A 41-year-old White Chicago police officer was indicted last week on two counts of violating the federal civil rights of six Black teens in a stolen vehicle after he allegedly used unreasonable force during a 2013 traffic stop, writes The Huffington Post.

The indictment of officer Marco Proano, who was captured on a squad car’s dashcam, was handed down Thursday. The charges reportedly mark the first time in decades that a Chicago police officer has been brought up on federal civil rights charges in the shooting of a civilian, notes The Chicago Reporter.

The indictment stems from an incident captured on a squad car’s dashcam on December 22, 2013 after another patrol car pulled the teens over for speeding, the report says. When Proano, who is White, arrived on the scene, he is seen on the video, exiting his squad car with his gun drawn and pointed toward the carload of kids, writes the news outlet.

The video, released last year by a retired judge who had handled a criminal trial involving one of the teenagers, then reportedly shows Proano firing his weapon as the vehicle reverses away from him and races away from the scene.

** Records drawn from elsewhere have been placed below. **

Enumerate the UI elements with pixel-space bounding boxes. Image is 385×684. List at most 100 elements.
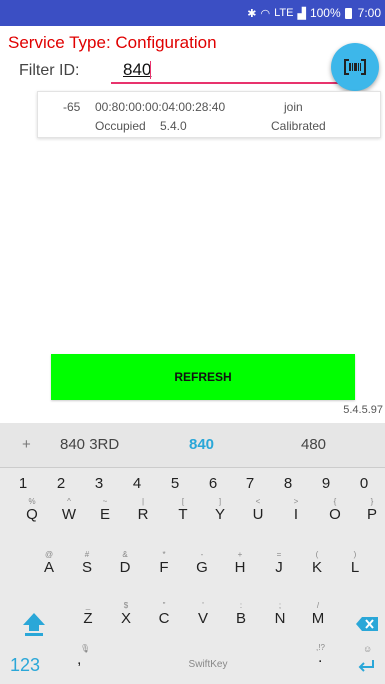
swiftkey-logo-label: SwiftKey	[188, 658, 228, 670]
letter-key[interactable]: " C	[151, 601, 177, 627]
letter-key[interactable]: -G	[189, 550, 215, 576]
letter-key[interactable]: ~ E	[92, 497, 118, 523]
key-hint: -	[200, 550, 204, 559]
letter-key[interactable]: # S	[74, 550, 100, 576]
key-letter: K	[311, 559, 322, 576]
barcode-icon	[344, 59, 366, 75]
letter-key[interactable]: < U	[245, 497, 271, 523]
letter-key[interactable]: / M	[305, 601, 331, 627]
key-hint: &	[122, 550, 128, 559]
comma-key[interactable]: ,	[77, 651, 81, 669]
letter-key[interactable]: :B	[228, 601, 254, 627]
key-letter: U	[252, 506, 264, 523]
key-letter: W	[61, 506, 77, 523]
space-bar[interactable]: SwiftKey	[110, 648, 306, 680]
letter-key[interactable]: > I	[283, 497, 309, 523]
key-hint: '	[202, 601, 204, 610]
key-hint: "	[162, 601, 166, 610]
key-hint: |	[141, 497, 145, 506]
letter-key[interactable]: = J	[266, 550, 292, 576]
key-letter: V	[197, 610, 208, 627]
number-key[interactable]: 5	[163, 475, 187, 492]
key-hint: $	[123, 601, 129, 610]
device-rssi: -65	[63, 100, 81, 114]
number-key[interactable]: 0	[352, 475, 376, 492]
letter-key[interactable]: ) L	[342, 550, 368, 576]
period-key[interactable]: .	[318, 649, 322, 667]
letter-key[interactable]: {O	[322, 497, 348, 523]
number-key[interactable]: 9	[314, 475, 338, 492]
key-letter: P	[366, 506, 377, 523]
suggestion-3[interactable]: 480	[301, 436, 326, 453]
scan-barcode-button[interactable]	[331, 43, 379, 91]
letter-key[interactable]: _ Z	[75, 601, 101, 627]
key-hint: %	[28, 497, 36, 506]
shift-key-icon[interactable]	[22, 611, 46, 637]
letter-key[interactable]: ] Y	[207, 497, 233, 523]
key-letter: B	[235, 610, 246, 627]
key-letter: J	[275, 559, 283, 576]
key-letter: R	[137, 506, 149, 523]
device-occupancy-state: Occupied	[95, 119, 146, 133]
key-letter: Z	[83, 610, 93, 627]
key-hint: (	[315, 550, 319, 559]
letter-key[interactable]: ^ W	[56, 497, 82, 523]
key-letter: E	[99, 506, 110, 523]
number-key[interactable]: 6	[201, 475, 225, 492]
number-key[interactable]: 7	[238, 475, 262, 492]
key-letter: H	[234, 559, 246, 576]
key-hint: *	[162, 550, 166, 559]
letter-key[interactable]: (K	[304, 550, 330, 576]
key-letter: O	[329, 506, 341, 523]
key-hint: ^	[67, 497, 71, 506]
refresh-button[interactable]: REFRESH	[51, 354, 355, 400]
suggestion-1[interactable]: 840 3RD	[60, 436, 119, 453]
suggestion-2[interactable]: 840	[189, 436, 214, 453]
app-version: 5.4.5.97	[343, 404, 383, 416]
letter-key[interactable]: [T	[170, 497, 196, 523]
letter-key[interactable]: @ A	[36, 550, 62, 576]
letter-key[interactable]: } P	[359, 497, 385, 523]
key-letter: N	[274, 610, 286, 627]
letter-key[interactable]: % Q	[19, 497, 45, 523]
number-key[interactable]: 8	[276, 475, 300, 492]
key-letter: T	[178, 506, 188, 523]
letter-key[interactable]: + H	[227, 550, 253, 576]
soft-keyboard: + 840 3RD 840 480 1234567890 % Q ^ W ~ E | R[T]…	[0, 423, 385, 684]
key-hint: @	[44, 550, 54, 559]
letter-key[interactable]: & D	[112, 550, 138, 576]
key-hint: ;	[278, 601, 282, 610]
suggestion-bar: + 840 3RD 840 480	[0, 423, 385, 468]
device-calibration-status: Calibrated	[271, 119, 326, 133]
battery-percent: 100%	[309, 6, 341, 20]
key-letter: G	[196, 559, 208, 576]
number-key[interactable]: 1	[11, 475, 35, 492]
backspace-key-icon[interactable]	[356, 617, 378, 631]
key-hint: /	[316, 601, 320, 610]
key-hint: ]	[218, 497, 222, 506]
enter-key-icon[interactable]	[357, 659, 375, 673]
device-join-action[interactable]: join	[284, 100, 303, 114]
letter-key[interactable]: * F	[151, 550, 177, 576]
key-hint: {	[333, 497, 337, 506]
numbers-switch-key[interactable]: 123	[10, 655, 40, 676]
letter-key[interactable]: | R	[130, 497, 156, 523]
key-hint: +	[237, 550, 243, 559]
service-type-title: Service Type: Configuration	[8, 33, 217, 52]
key-hint: #	[84, 550, 90, 559]
filter-id-input[interactable]	[111, 57, 339, 84]
toolbar-plus-icon[interactable]: +	[22, 436, 31, 453]
device-list-item[interactable]: -65 00:80:00:00:04:00:28:40 join Occupie…	[37, 91, 381, 138]
wifi-icon: ◠	[260, 7, 271, 20]
number-key[interactable]: 3	[87, 475, 111, 492]
text-cursor	[150, 61, 151, 79]
letter-key[interactable]: $ X	[113, 601, 139, 627]
number-key[interactable]: 2	[49, 475, 73, 492]
key-hint: <	[255, 497, 261, 506]
letter-key[interactable]: ' V	[190, 601, 216, 627]
number-key[interactable]: 4	[125, 475, 149, 492]
letter-key[interactable]: ; N	[267, 601, 293, 627]
key-letter: S	[81, 559, 92, 576]
status-bar: ✱ ◠ LTE ▟ 100% 7:00	[0, 0, 385, 26]
key-letter: L	[350, 559, 360, 576]
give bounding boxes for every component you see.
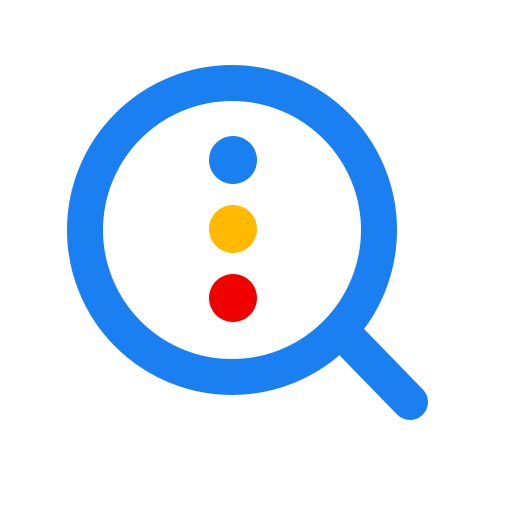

He then fires multiple times as the vehicle skids sideways and finally crashes into a street light a few feet away. The car was reportedly stolen, the report says.

A police statement at the time of the shooting said Proano reacted out of fear that the “occupants who had been in the vehicle were in a position to sustain great bodily harm,” writes The Associated Press. A weapon, family members of one of the teens described as a pellet gun, was recovered from the vehicle, but was never visible and was never brandished, writes The AP.

The shooting resulted in a lawsuit filed by the moms of three of the injured teens in the car and it was settled by the city for $360,000, according to The AP:

One of the three teens wasn’t shot but was taken to the ground by an officer and his right eye was injured, according to the lawsuit. The city and the Chicago Police Department secured from a judge a protective order to keep the video from being released by any of the parties in the civil case.

But that order did not prohibit former Cook County Judge Andrew Berman, who had presided over the trial of one of the teens, from releasing the video. After the trial in which the teenager was acquitted of possession of a stolen vehicle and a misdemeanor criminal trespass to a vehicle, Berman released the video.

He turned the video over to the Chicago Reporter magazine in June 2015, telling The Associated Press at the time that he did so because the video “just showed a reckless and callous disregard for human life by somebody who is sworn to serve and protect.”

The parents claimed that Proano, who had been involved in a fatal shooting back in 2011 involving a Black man, fired “without provocation, cause or justification of any kind,” writes The Huffington Post.

Proano, whose charges are punishable by up to 10 years in prison, has been reassigned to desk duty during the ongoing investigation, notes The AP.